In his statement Gilmour also made sure to note that more should be done when it comes to calling out major violations of international law and of human rights. Whether or not that call to action inspired the release of Melzer’s letter is unclear, but it certainly couldn’t have hurt. As Melzer notes in his letter, Manning has been the victim of “an open-ended, progressively severe measure of coercion fulfilling all the constitutive elements of torture or other cruel, inhuman or degrading treatment or punishment.”

Manning, detained on May 16th for her refusal to testify before a grand jury, is currently being held in the Alexandria Detention Center in Virginia where prosecutors hope they will apparently be able to torture her into testifying in a trial to convict Julian Assange, the founder of WikiLeaks. She was originally sentenced to 35 years in military prison for her involvement in WikiLeaks before President Obama commuted her sentence in 2017.
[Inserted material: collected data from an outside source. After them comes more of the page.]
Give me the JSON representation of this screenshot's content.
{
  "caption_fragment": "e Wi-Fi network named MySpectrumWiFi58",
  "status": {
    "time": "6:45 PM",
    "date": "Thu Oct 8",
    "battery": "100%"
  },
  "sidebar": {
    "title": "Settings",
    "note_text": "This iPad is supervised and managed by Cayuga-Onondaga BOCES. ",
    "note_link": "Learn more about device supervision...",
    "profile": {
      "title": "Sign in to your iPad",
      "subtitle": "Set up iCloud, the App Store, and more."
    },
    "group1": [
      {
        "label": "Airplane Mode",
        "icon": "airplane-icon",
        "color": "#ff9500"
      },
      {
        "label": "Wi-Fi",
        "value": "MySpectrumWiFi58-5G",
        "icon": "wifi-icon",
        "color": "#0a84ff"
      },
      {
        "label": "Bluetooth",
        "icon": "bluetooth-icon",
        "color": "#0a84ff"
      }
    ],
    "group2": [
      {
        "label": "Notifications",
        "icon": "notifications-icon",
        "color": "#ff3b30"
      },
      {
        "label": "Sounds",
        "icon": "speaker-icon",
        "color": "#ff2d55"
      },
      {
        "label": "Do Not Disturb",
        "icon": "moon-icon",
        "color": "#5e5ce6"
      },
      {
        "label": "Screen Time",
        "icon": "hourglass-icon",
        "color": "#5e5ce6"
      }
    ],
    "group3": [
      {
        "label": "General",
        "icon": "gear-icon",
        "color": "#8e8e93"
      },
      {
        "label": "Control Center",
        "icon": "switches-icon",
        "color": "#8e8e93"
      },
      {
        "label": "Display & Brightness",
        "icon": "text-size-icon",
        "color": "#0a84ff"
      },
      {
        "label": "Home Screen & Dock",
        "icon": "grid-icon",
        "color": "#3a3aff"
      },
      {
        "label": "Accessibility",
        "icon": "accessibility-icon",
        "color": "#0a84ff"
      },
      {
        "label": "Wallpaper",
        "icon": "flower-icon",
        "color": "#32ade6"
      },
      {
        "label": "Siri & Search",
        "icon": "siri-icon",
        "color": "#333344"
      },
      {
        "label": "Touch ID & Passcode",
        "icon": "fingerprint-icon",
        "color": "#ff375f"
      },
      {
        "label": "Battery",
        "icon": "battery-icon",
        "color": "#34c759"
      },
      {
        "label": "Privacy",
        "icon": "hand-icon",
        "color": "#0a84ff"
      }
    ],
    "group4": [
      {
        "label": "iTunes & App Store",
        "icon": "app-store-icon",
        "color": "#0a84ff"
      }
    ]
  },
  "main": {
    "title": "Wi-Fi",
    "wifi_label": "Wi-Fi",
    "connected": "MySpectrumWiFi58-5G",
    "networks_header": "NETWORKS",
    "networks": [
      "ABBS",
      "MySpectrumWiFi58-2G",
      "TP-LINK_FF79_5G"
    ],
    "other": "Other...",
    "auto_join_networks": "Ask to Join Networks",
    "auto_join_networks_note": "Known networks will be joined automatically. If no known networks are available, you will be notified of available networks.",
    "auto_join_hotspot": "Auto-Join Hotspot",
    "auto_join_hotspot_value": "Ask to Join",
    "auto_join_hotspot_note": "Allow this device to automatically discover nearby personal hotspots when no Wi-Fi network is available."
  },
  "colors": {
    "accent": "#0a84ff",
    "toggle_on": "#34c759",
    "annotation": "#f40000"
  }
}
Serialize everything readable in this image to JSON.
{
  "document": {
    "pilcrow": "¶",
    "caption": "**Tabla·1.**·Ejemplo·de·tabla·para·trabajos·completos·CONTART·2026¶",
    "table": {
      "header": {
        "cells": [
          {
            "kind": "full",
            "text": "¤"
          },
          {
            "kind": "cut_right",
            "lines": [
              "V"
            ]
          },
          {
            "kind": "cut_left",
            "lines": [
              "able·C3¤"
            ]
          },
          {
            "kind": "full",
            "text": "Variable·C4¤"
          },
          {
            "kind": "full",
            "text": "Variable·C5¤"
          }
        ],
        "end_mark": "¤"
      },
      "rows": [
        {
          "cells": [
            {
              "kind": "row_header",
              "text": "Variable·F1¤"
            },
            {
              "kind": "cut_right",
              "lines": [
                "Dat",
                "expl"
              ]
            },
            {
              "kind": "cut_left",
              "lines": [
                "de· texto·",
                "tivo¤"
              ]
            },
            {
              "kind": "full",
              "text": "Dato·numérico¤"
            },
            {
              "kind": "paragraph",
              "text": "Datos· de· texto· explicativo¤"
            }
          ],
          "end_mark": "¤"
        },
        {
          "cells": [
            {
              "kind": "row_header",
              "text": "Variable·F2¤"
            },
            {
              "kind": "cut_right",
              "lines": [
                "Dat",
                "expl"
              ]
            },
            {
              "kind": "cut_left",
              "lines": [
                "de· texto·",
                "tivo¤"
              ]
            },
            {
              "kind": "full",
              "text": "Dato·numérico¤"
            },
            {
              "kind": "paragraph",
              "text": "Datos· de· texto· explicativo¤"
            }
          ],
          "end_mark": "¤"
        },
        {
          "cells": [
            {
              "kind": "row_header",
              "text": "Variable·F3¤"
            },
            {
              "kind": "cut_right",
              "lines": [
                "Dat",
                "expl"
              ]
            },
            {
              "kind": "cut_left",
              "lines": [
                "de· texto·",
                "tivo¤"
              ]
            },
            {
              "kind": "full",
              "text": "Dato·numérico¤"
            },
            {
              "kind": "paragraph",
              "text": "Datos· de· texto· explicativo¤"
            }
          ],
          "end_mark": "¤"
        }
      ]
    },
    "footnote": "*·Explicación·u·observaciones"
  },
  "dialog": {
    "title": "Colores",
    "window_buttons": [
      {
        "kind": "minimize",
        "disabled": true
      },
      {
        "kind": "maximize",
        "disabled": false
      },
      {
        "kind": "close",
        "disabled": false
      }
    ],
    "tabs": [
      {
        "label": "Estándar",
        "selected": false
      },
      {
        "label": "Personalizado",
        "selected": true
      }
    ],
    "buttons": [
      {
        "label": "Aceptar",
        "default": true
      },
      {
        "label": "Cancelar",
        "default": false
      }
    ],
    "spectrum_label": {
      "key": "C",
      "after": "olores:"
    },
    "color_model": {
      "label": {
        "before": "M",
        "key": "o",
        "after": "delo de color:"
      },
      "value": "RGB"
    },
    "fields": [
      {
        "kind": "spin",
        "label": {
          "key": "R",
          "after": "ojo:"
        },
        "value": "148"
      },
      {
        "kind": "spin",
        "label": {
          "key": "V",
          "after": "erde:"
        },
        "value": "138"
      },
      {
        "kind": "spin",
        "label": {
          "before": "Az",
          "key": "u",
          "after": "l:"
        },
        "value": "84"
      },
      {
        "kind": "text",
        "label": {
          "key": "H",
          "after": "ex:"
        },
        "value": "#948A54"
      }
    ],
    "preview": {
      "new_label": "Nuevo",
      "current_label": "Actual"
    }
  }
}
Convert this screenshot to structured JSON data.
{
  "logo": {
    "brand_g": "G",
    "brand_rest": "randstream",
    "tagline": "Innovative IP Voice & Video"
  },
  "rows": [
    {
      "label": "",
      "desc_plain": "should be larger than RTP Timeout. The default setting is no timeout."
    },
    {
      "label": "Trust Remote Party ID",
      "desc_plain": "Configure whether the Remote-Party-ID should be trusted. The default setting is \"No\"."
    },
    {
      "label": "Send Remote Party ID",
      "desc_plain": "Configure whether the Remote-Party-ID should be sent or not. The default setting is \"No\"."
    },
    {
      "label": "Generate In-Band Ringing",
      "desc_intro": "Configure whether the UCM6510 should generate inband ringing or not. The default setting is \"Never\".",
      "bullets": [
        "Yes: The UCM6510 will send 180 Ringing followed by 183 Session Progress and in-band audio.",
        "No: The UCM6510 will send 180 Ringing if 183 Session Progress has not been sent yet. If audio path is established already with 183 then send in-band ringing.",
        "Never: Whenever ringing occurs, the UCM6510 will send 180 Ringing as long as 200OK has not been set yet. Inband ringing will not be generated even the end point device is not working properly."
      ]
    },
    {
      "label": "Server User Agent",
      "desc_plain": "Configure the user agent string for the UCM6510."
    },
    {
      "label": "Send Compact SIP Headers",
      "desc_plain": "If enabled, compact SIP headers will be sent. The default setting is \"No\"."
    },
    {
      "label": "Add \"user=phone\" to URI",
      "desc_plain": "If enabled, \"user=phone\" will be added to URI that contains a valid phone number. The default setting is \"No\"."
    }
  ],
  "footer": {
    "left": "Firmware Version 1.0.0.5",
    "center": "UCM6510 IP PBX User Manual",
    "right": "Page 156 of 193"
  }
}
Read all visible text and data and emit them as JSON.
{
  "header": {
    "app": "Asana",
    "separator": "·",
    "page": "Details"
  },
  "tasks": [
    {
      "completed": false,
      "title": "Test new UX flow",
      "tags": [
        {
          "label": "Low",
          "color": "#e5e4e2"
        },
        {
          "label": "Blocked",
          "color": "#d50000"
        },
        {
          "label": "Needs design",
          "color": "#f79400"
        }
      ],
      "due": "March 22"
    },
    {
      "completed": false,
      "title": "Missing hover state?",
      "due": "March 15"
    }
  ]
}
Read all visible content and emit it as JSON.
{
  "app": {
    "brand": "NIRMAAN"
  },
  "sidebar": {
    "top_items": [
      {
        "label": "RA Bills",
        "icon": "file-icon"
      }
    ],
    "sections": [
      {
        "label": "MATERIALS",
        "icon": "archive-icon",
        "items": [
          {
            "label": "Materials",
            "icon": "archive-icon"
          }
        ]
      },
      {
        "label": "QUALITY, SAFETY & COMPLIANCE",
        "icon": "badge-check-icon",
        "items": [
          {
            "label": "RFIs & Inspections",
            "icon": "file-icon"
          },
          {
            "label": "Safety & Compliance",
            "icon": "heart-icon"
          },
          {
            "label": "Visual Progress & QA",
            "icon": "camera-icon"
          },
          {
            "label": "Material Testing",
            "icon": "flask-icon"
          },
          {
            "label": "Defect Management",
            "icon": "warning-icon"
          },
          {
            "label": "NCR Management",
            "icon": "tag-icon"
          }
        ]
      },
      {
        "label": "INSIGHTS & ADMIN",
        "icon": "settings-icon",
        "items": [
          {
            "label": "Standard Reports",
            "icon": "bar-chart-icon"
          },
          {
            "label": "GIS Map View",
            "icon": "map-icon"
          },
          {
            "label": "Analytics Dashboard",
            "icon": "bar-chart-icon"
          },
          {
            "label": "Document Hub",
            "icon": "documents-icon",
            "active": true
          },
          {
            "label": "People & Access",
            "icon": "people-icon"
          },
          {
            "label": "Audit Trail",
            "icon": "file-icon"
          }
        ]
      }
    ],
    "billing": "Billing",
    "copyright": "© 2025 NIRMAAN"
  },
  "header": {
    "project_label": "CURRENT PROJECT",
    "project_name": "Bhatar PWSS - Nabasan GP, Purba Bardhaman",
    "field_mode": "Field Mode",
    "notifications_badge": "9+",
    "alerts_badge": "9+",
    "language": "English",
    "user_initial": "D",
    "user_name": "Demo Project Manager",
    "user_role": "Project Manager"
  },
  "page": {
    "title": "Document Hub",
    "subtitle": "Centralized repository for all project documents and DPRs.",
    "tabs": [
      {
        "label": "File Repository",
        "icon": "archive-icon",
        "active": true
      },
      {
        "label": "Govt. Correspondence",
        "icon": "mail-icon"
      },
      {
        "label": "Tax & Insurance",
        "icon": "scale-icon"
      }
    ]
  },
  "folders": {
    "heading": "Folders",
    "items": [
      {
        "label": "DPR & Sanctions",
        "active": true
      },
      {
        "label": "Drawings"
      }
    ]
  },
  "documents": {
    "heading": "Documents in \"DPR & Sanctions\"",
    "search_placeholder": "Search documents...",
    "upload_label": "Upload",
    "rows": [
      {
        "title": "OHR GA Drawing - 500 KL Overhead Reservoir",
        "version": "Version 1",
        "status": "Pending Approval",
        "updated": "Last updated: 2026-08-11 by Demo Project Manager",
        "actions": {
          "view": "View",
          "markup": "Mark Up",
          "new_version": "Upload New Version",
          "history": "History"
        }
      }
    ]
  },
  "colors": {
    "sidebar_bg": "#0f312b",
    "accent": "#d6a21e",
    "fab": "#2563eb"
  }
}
Going hand-in-hand with the scientifically verified conclusion that torture doesn’t work, Manning’s lawyers issued a statement when she was re-imprisoned pointing to Chelsea’s “moral objection to the secretive and oppressive grand jury process” noting that if they “believe that subjecting Chelsea to more punishment will change her mind, they are gravely mistaken.” It’s unlikely that Melzer’s accusation will do anything to help Manning, considering the United States’ current relationship with the UN, but wider attention being drawn to the injustices she’s suffering will hopefully bolster support for her case.